Neither of Falconer’s charges gave any sign they even noticed the stench. Or the direction. Which was very good, for Falconer could not risk explaining what they had planned.

The tanners’ quarter ended by a broad, shallow lake. To the south and east rose hills, a jagged silhouette against the gradually clearing sky. Beyond the hills, Falconer knew, rose the newer part of Tunis. To the south and west was a flat, empty wasteland that stretched on for hundreds of miles.

The southern city wall had long been robbed of stones to be used for houses and corrals. Only one watchtower remained of the former parapet, and it rose from the desert like a ragged thumb. Without instructions from Falconer, Bernard left the road and headed toward the moonlit mound.

Figures separated themselves from the tower’s silhouette and started toward them. Falconer recognized the bowlegged shape of Soap, who led a donkey that held one of the former slaves. Next came the tall, lean form of Wadi, who led two more mules piled high with provisions. Another of the whalers walked. Nebo led two more mules carrying the last freed man.

The walking man came in close enough for Falconer to recognize the whaler called Randall Sands. He peered at Falconer’s charges a moment, then asked, “This them?”

“Aye.” Falconer’s voice sounded low and ragged as the last trailing wind.

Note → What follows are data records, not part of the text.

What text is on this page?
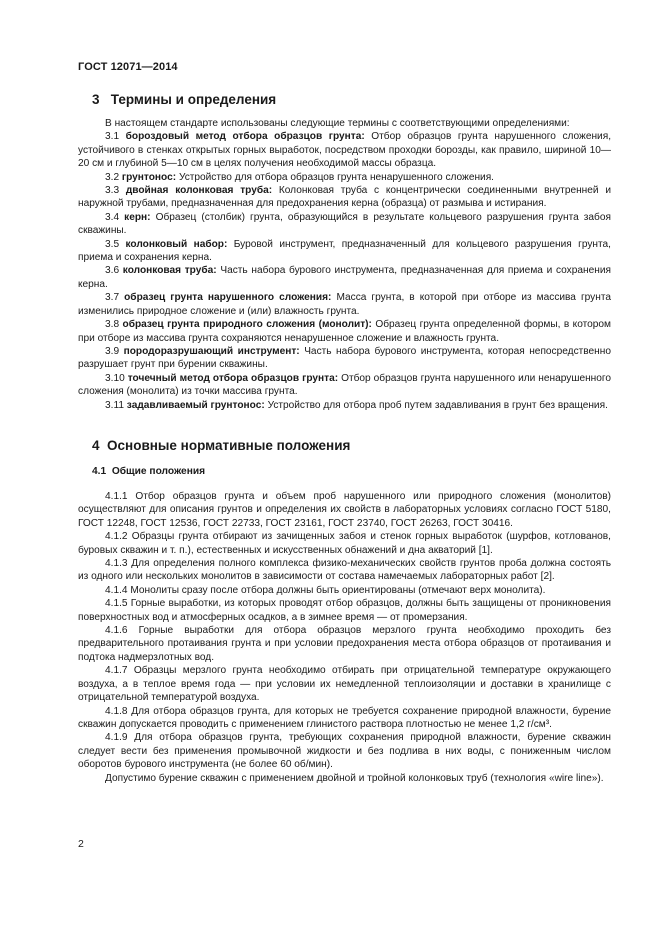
ГОСТ 12071—2014
3 Термины и определения

В настоящем стандарте использованы следующие термины с соответствующими определениями:

3.1 бороздовый метод отбора образцов грунта: Отбор образцов грунта нарушенного сложения, устойчивого в стенках открытых горных выработок, посредством проходки борозды, как правило, шириной 10—20 см и глубиной 5—10 см в целях получения необходимой массы образца.

3.2 грунтонос: Устройство для отбора образцов грунта ненарушенного сложения.

3.3 двойная колонковая труба: Колонковая труба с концентрически соединенными внутренней и наружной трубами, предназначенная для предохранения керна (образца) от размыва и истирания.

3.4 керн: Образец (столбик) грунта, образующийся в результате кольцевого разрушения грунта забоя скважины.

3.5 колонковый набор: Буровой инструмент, предназначенный для кольцевого разрушения грунта, приема и сохранения керна.

3.6 колонковая труба: Часть набора бурового инструмента, предназначенная для приема и сохранения керна.

3.7 образец грунта нарушенного сложения: Масса грунта, в которой при отборе из массива грунта изменились природное сложение и (или) влажность грунта.

3.8 образец грунта природного сложения (монолит): Образец грунта определенной формы, в котором при отборе из массива грунта сохраняются ненарушенное сложение и влажность грунта.

3.9 породоразрушающий инструмент: Часть набора бурового инструмента, которая непосредственно разрушает грунт при бурении скважины.

3.10 точечный метод отбора образцов грунта: Отбор образцов грунта нарушенного или ненарушенного сложения (монолита) из точки массива грунта.

3.11 задавливаемый грунтонос: Устройство для отбора проб путем задавливания в грунт без вращения.

4 Основные нормативные положения
4.1 Общие положения

4.1.1 Отбор образцов грунта и объем проб нарушенного или природного сложения (монолитов) осуществляют для описания грунтов и определения их свойств в лабораторных условиях согласно ГОСТ 5180, ГОСТ 12248, ГОСТ 12536, ГОСТ 22733, ГОСТ 23161, ГОСТ 23740, ГОСТ 26263, ГОСТ 30416.

4.1.2 Образцы грунта отбирают из зачищенных забоя и стенок горных выработок (шурфов, котлованов, буровых скважин и т. п.), естественных и искусственных обнажений и дна акваторий [1].

4.1.3 Для определения полного комплекса физико-механических свойств грунтов проба должна состоять из одного или нескольких монолитов в зависимости от состава намечаемых лабораторных работ [2].

4.1.4 Монолиты сразу после отбора должны быть ориентированы (отмечают верх монолита).

4.1.5 Горные выработки, из которых проводят отбор образцов, должны быть защищены от проникновения поверхностных вод и атмосферных осадков, а в зимнее время — от промерзания.

4.1.6 Горные выработки для отбора образцов мерзлого грунта необходимо проходить без предварительного протаивания грунта и при условии предохранения места отбора образцов от протаивания и подтока надмерзлотных вод.

4.1.7 Образцы мерзлого грунта необходимо отбирать при отрицательной температуре окружающего воздуха, а в теплое время года — при условии их немедленной теплоизоляции и доставки в хранилище с отрицательной температурой воздуха.

4.1.8 Для отбора образцов грунта, для которых не требуется сохранение природной влажности, бурение скважин допускается проводить с применением глинистого раствора плотностью не менее 1,2 г/см³.

4.1.9 Для отбора образцов грунта, требующих сохранения природной влажности, бурение скважин следует вести без применения промывочной жидкости и без подлива в них воды, с пониженным числом оборотов бурового инструмента (не более 60 об/мин).

Допустимо бурение скважин с применением двойной и тройной колонковых труб (технология «wire line»).

2
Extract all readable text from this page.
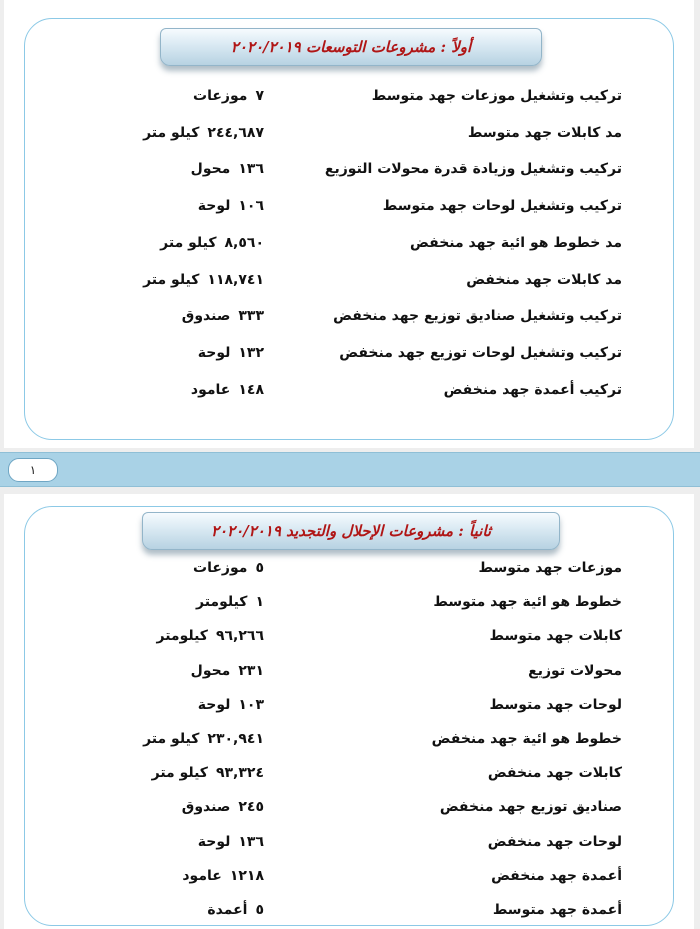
١
أولاً : مشروعات التوسعات ٢٠٢٠/٢٠١٩
تركيب وتشغيل موزعات جهد متوسط
٧موزعات
مد كابلات جهد متوسط
٢٤٤,٦٨٧كيلو متر
تركيب وتشغيل وزيادة قدرة محولات التوزيع
١٣٦محول
تركيب وتشغيل لوحات جهد متوسط
١٠٦لوحة
مد خطوط هو ائية جهد منخفض
٨,٥٦٠كيلو متر
مد كابلات جهد منخفض
١١٨,٧٤١كيلو متر
تركيب وتشغيل صناديق توزيع جهد منخفض
٣٣٣صندوق
تركيب وتشغيل لوحات توزيع جهد منخفض
١٣٢لوحة
تركيب أعمدة جهد منخفض
١٤٨عامود
ثانياً : مشروعات الإحلال والتجديد ٢٠٢٠/٢٠١٩
موزعات جهد متوسط
٥موزعات
خطوط هو ائية جهد متوسط
١كيلومتر
كابلات جهد متوسط
٩٦,٢٦٦كيلومتر
محولات توزيع
٢٣١محول
لوحات جهد متوسط
١٠٣لوحة
خطوط هو ائية جهد منخفض
٢٣٠,٩٤١كيلو متر
كابلات جهد منخفض
٩٣,٣٢٤كيلو متر
صناديق توزيع جهد منخفض
٢٤٥صندوق
لوحات جهد منخفض
١٣٦لوحة
أعمدة جهد منخفض
١٢١٨عامود
أعمدة جهد متوسط
٥أعمدة
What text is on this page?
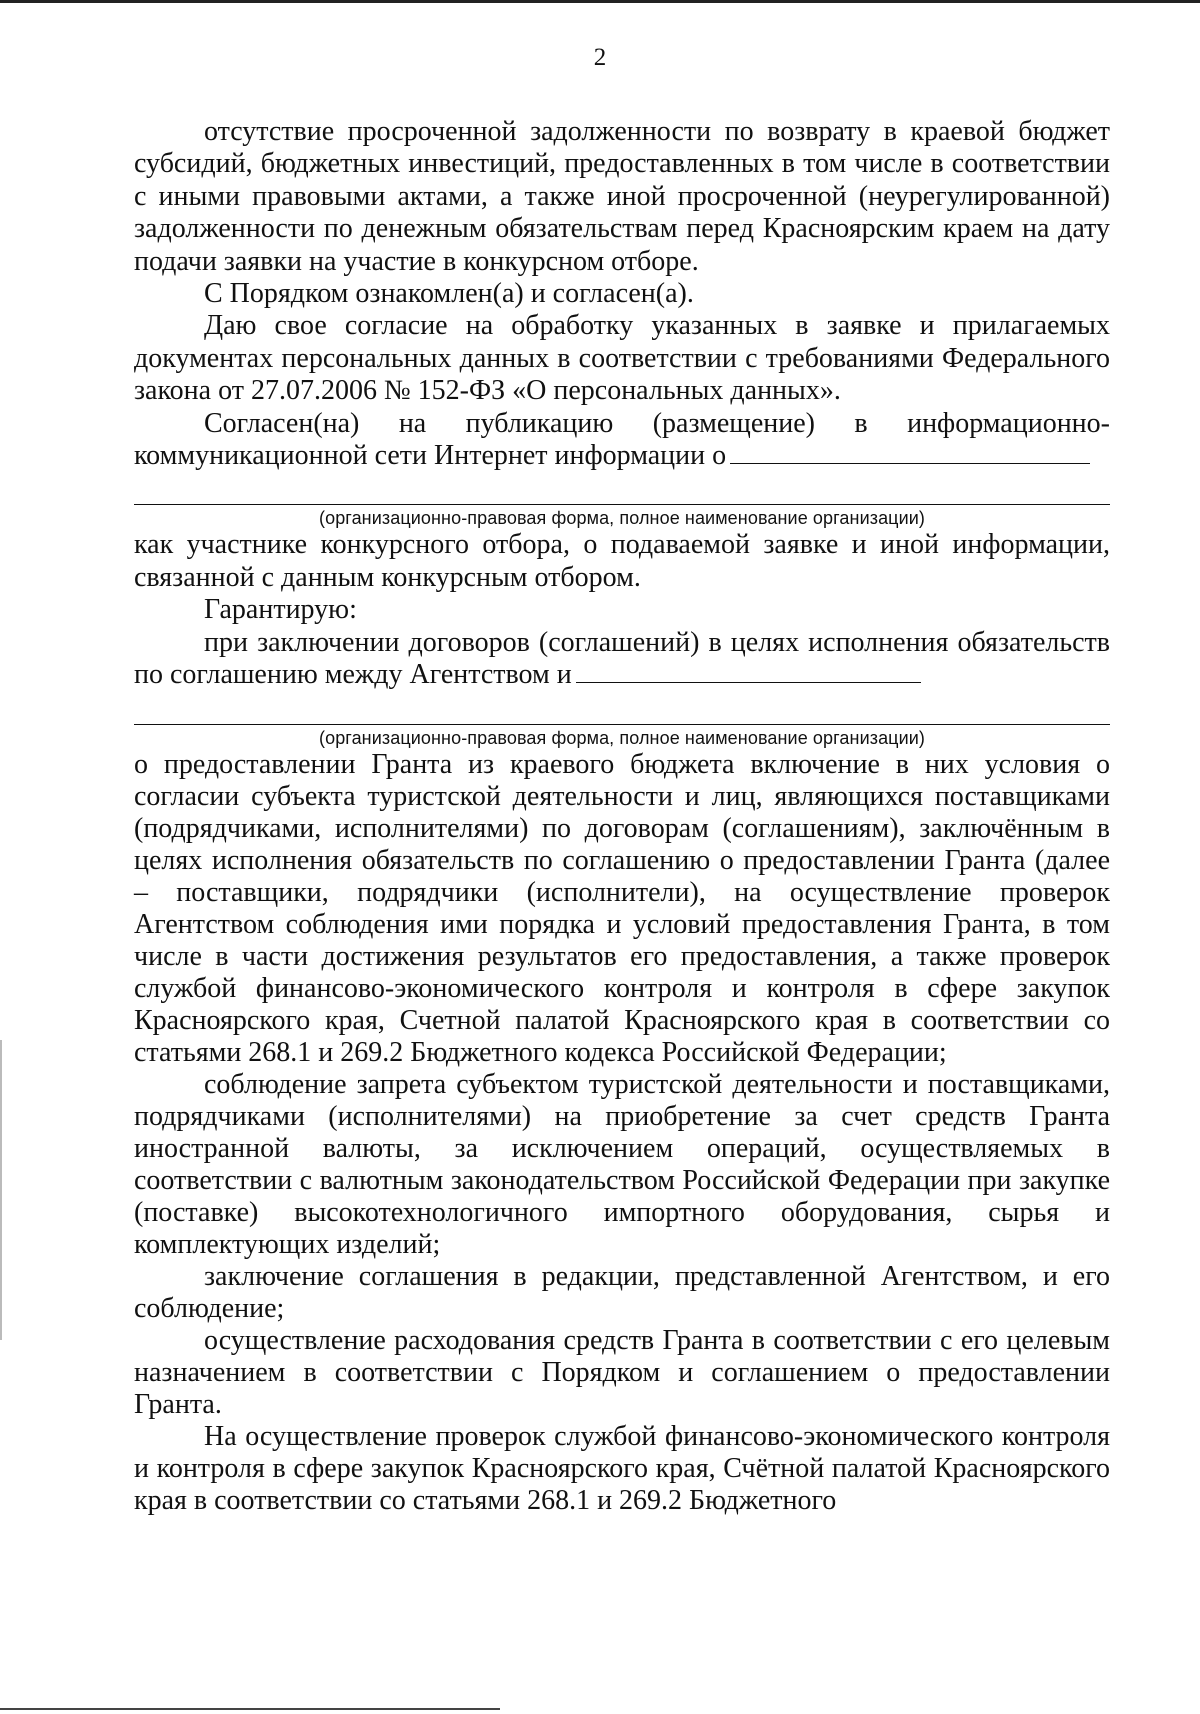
2

отсутствие просроченной задолженности по возврату в краевой бюджет субсидий, бюджетных инвестиций, предоставленных в том числе в соответствии с иными правовыми актами, а также иной просроченной (неурегулированной) задолженности по денежным обязательствам перед Красноярским краем на дату подачи заявки на участие в конкурсном отборе.

С Порядком ознакомлен(а) и согласен(а).

Даю свое согласие на обработку указанных в заявке и прилагаемых документах персональных данных в соответствии с требованиями Федерального закона от 27.07.2006 № 152-ФЗ «О персональных данных».

Согласен(на) на публикацию (размещение) в информационно-коммуникационной сети Интернет информации о

(организационно-правовая форма, полное наименование организации)

как участнике конкурсного отбора, о подаваемой заявке и иной информации, связанной с данным конкурсным отбором.

Гарантирую:

при заключении договоров (соглашений) в целях исполнения обязательств по соглашению между Агентством и

(организационно-правовая форма, полное наименование организации)

о предоставлении Гранта из краевого бюджета включение в них условия о согласии субъекта туристской деятельности и лиц, являющихся поставщиками (подрядчиками, исполнителями) по договорам (соглашениям), заключённым в целях исполнения обязательств по соглашению о предоставлении Гранта (далее – поставщики, подрядчики (исполнители), на осуществление проверок Агентством соблюдения ими порядка и условий предоставления Гранта, в том числе в части достижения результатов его предоставления, а также проверок службой финансово-экономического контроля и контроля в сфере закупок Красноярского края, Счетной палатой Красноярского края в соответствии со статьями 268.1 и 269.2 Бюджетного кодекса Российской Федерации;

соблюдение запрета субъектом туристской деятельности и поставщиками, подрядчиками (исполнителями) на приобретение за счет средств Гранта иностранной валюты, за исключением операций, осуществляемых в соответствии с валютным законодательством Российской Федерации при закупке (поставке) высокотехнологичного импортного оборудования, сырья и комплектующих изделий;

заключение соглашения в редакции, представленной Агентством, и его соблюдение;

осуществление расходования средств Гранта в соответствии с его целевым назначением в соответствии с Порядком и соглашением о предоставлении Гранта.

На осуществление проверок службой финансово-экономического контроля и контроля в сфере закупок Красноярского края, Счётной палатой Красноярского края в соответствии со статьями 268.1 и 269.2 Бюджетного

“So you broke into the dungeon and freed them both.” Sands’ teeth flashed through his beard. “Glad you’re on our side, mate.”

Nebo pulled his mules around. “Dawn comes soon.”

“We go,” Falconer agreed.

They passed the tower and headed away from both the city and the road. South by west. Away from people and water and food and the sea.

Into the wasteland.

Chapter 33

The desert held a multitude of moods, all of them distinctly their own. The wind rose again soon after dawn, blasting the travelers with the tail of the storm’s final assault. Falconer quickly helped those new to the desert to fit burnooses and accepted Wadi’s assurance that this storm would not last. They forced the animals to kneel in the sand, then shielded themselves behind the beasts as best they could. No one complained. Falconer leaned his head against the mule and slept through the heat and the wind, easy in mind and body for the first time since scaling the fortress wall. Even the wind was his friend now, even the biting grime.

When the wind vanished and there was only the heat, they rose to continue their flight. Falconer and Nebo glanced behind, then shared a weary smile at how their trail was now obliterated.

They rested once at noon and again at midafternoon. Falconer walked now, for the horse’s flanks were lathered in sweat. He had to be very firm with the little girl, refusing her cries to be held. She did not protest in words, nor was he certain she actually understood his explanation that he was too exhausted to hold her. But she remained on the horse only so long as he walked beside her, close enough for her to reach out every now and then to touch his shoulder.